Labour’s selection plans for the beleaguered Falkirk constituency appear to be already dividing the party faithful.
A trade union has been accused of attempting to “stitch up” the process in an attempt to get its preferred candidate in place.
The seat is regarded as a Labour stronghold, but 12 months ago was in the headlines when sitting MP Eric Joyce appeared in court to admit assaulting four people in a House of Commons bar.
He subsequently resigned from the party, leaving the way open for a new candidate to be selected to fight the 2015 General Election.
Members of the Constituency Labour Party (CLP) received a communication last week on whether an all-woman shortlist (AWS) should be used for the safe seat.
The survey is being paid for by Unite, a union backing Karie Murphy for selection.
Ms Murphy is the office manager for Labour MP Tom Watson.
It is understood that Unite has also recruited over 100 members to the CLP.
Other contenders who have already thrown their hat into ring for the selection contest are Councillor Linda Gow, a former leader of Falkirk Council, and Gregor Poynton, the UK political director at communications firm Blue State Digital.
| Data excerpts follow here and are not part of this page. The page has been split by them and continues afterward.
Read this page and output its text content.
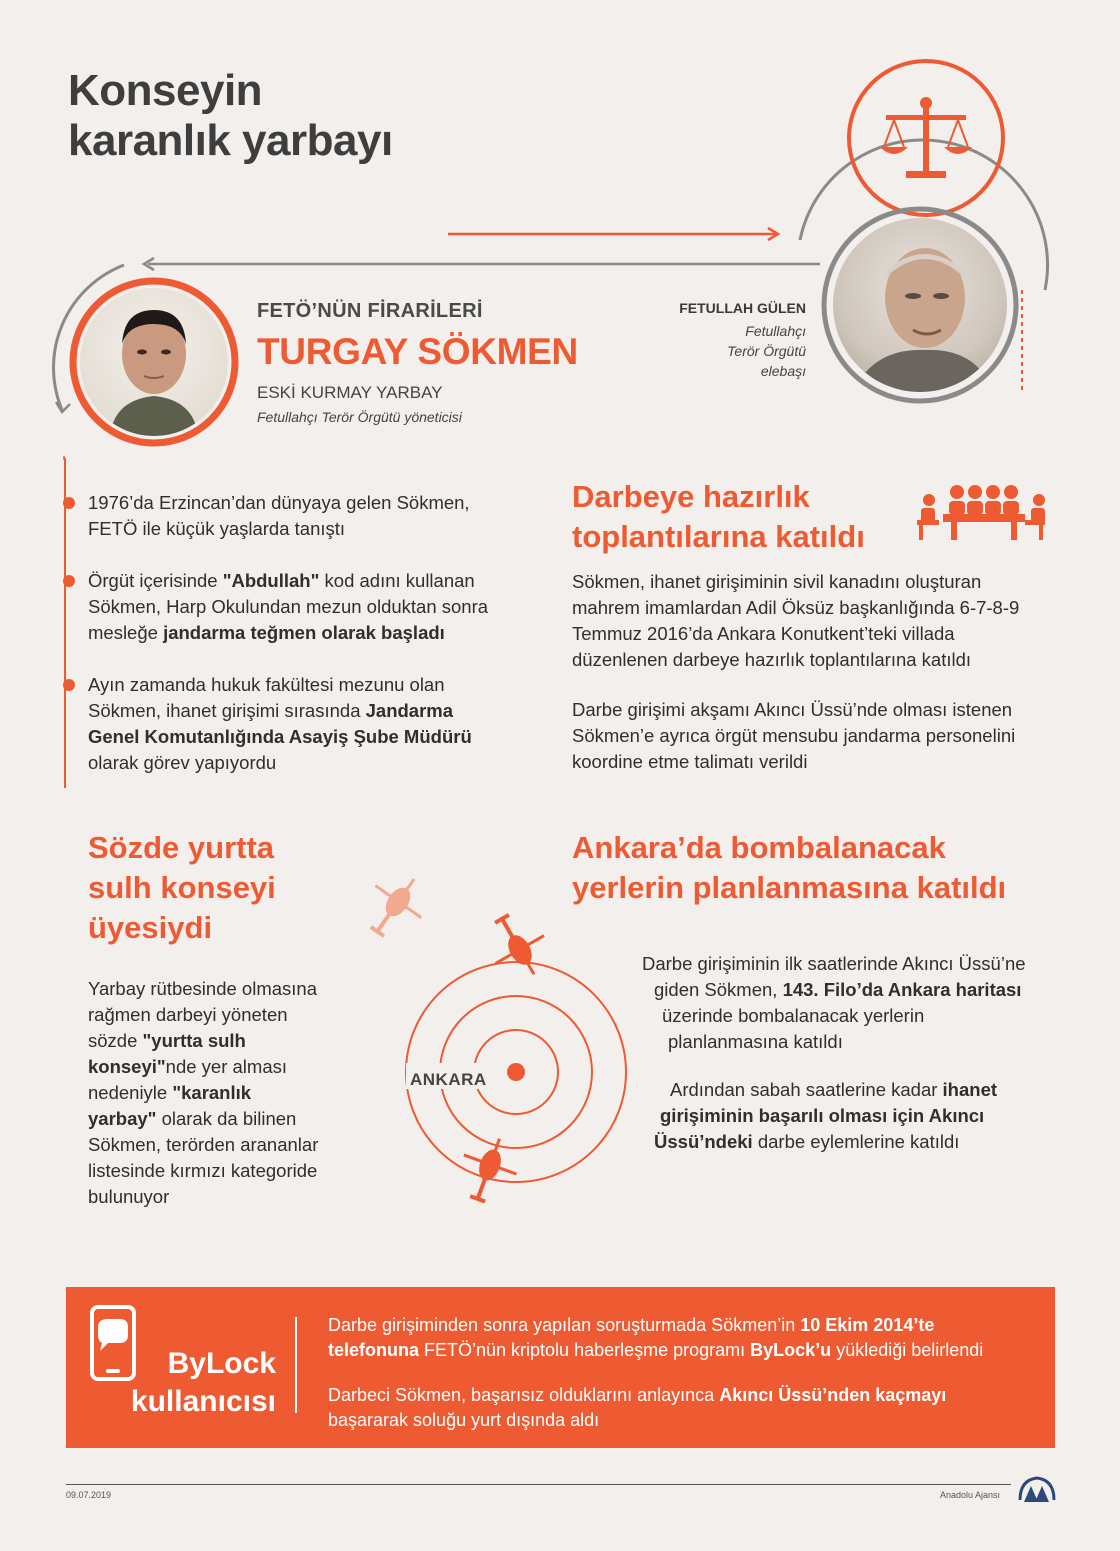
Konseyin
karanlık yarbayı
FETÖ’NÜN FİRARİLERİ
TURGAY SÖKMEN
ESKİ KURMAY YARBAY
Fetullahçı Terör Örgütü yöneticisi
FETULLAH GÜLEN
Fetullahçı
Terör Örgütü
elebaşı
1976’da Erzincan’dan dünyaya gelen Sökmen,
FETÖ ile küçük yaşlarda tanıştı
Örgüt içerisinde "Abdullah" kod adını kullanan
Sökmen, Harp Okulundan mezun olduktan sonra
mesleğe jandarma teğmen olarak başladı
Ayın zamanda hukuk fakültesi mezunu olan
Sökmen, ihanet girişimi sırasında Jandarma
Genel Komutanlığında Asayiş Şube Müdürü
olarak görev yapıyordu
Darbeye hazırlık
toplantılarına katıldı
Sökmen, ihanet girişiminin sivil kanadını oluşturan
mahrem imamlardan Adil Öksüz başkanlığında 6-7-8-9
Temmuz 2016’da Ankara Konutkent’teki villada
düzenlenen darbeye hazırlık toplantılarına katıldı
Darbe girişimi akşamı Akıncı Üssü’nde olması istenen
Sökmen’e ayrıca örgüt mensubu jandarma personelini
koordine etme talimatı verildi
Sözde yurtta
sulh konseyi
üyesiydi
Yarbay rütbesinde olmasına
rağmen darbeyi yöneten
sözde "yurtta sulh
konseyi"nde yer alması
nedeniyle "karanlık
yarbay" olarak da bilinen
Sökmen, terörden arananlar
listesinde kırmızı kategoride
bulunuyor
ANKARA
Ankara’da bombalanacak
yerlerin planlanmasına katıldı
Darbe girişiminin ilk saatlerinde Akıncı Üssü’ne
giden Sökmen, 143. Filo’da Ankara haritası
üzerinde bombalanacak yerlerin
planlanmasına katıldı
Ardından sabah saatlerine kadar ihanet
girişiminin başarılı olması için Akıncı
Üssü’ndeki darbe eylemlerine katıldı
ByLock
kullanıcısı
Darbe girişiminden sonra yapılan soruşturmada Sökmen’in 10 Ekim 2014’te
telefonuna FETÖ’nün kriptolu haberleşme programı ByLock’u yüklediği belirlendi
Darbeci Sökmen, başarısız olduklarını anlayınca Akıncı Üssü’nden kaçmayı
başararak soluğu yurt dışında aldı
09.07.2019	Anadolu Ajansı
He is from Falkirk and last July married West Dunbartonshire Labour MP Gemma Doyle.
The survey sent out asks: “Do you agree that Falkirk would benefit from an ‘All Woman Shortlist’ for the Westminster selection?”
A supplied freepost envelope is addressed to Unite’s London headquarters, and Stephen Deans, who is chairman of the Falkirk West CLP and chairman of Unite in Scotland.
One Labour insider said: “This is of great concern to members and is seen as an attempt to manipulate the process. It very much looks like a stitch up.”
Mrs Gow and Mr Poynton have now taken the unusual step of jointly writing to local members about the issue.
Their letter states: “We strongly believe all Falkirk members regardless of gender should have the opportunity to put themselves forward for selection.
“To have an AWS here after the past problems of the CLP is the wrong decision, at the wrong time.”
Yesterday (Wednesday), Mrs Gow said: “I have put my name forward to stand for the vacancy to make people aware I am interested. There are three candidates at the moment but more could come forward.
“After Dennis Canavan and the fallout that brought, then the difficulties with Eric Joyce, it is important the person selected to stand for MP unites the constituency.
“An open selection would ensure there is no resentment and allow everyone to get behind the candidate.”
Mr Deans has publicly confirmed his union had paid for the survey and said the results would be forwarded to the Scottish Labour Party.
A decision on whether an all woman shortlist will be used in Falkirk and other seats is expected to be made later this month.
A spokesman for the party said it was for Falkirk members to select their candidate.
He added that the decision on whether to have an all woman shortlist would be made by the party’s national executive committee but local members’ views would be considered.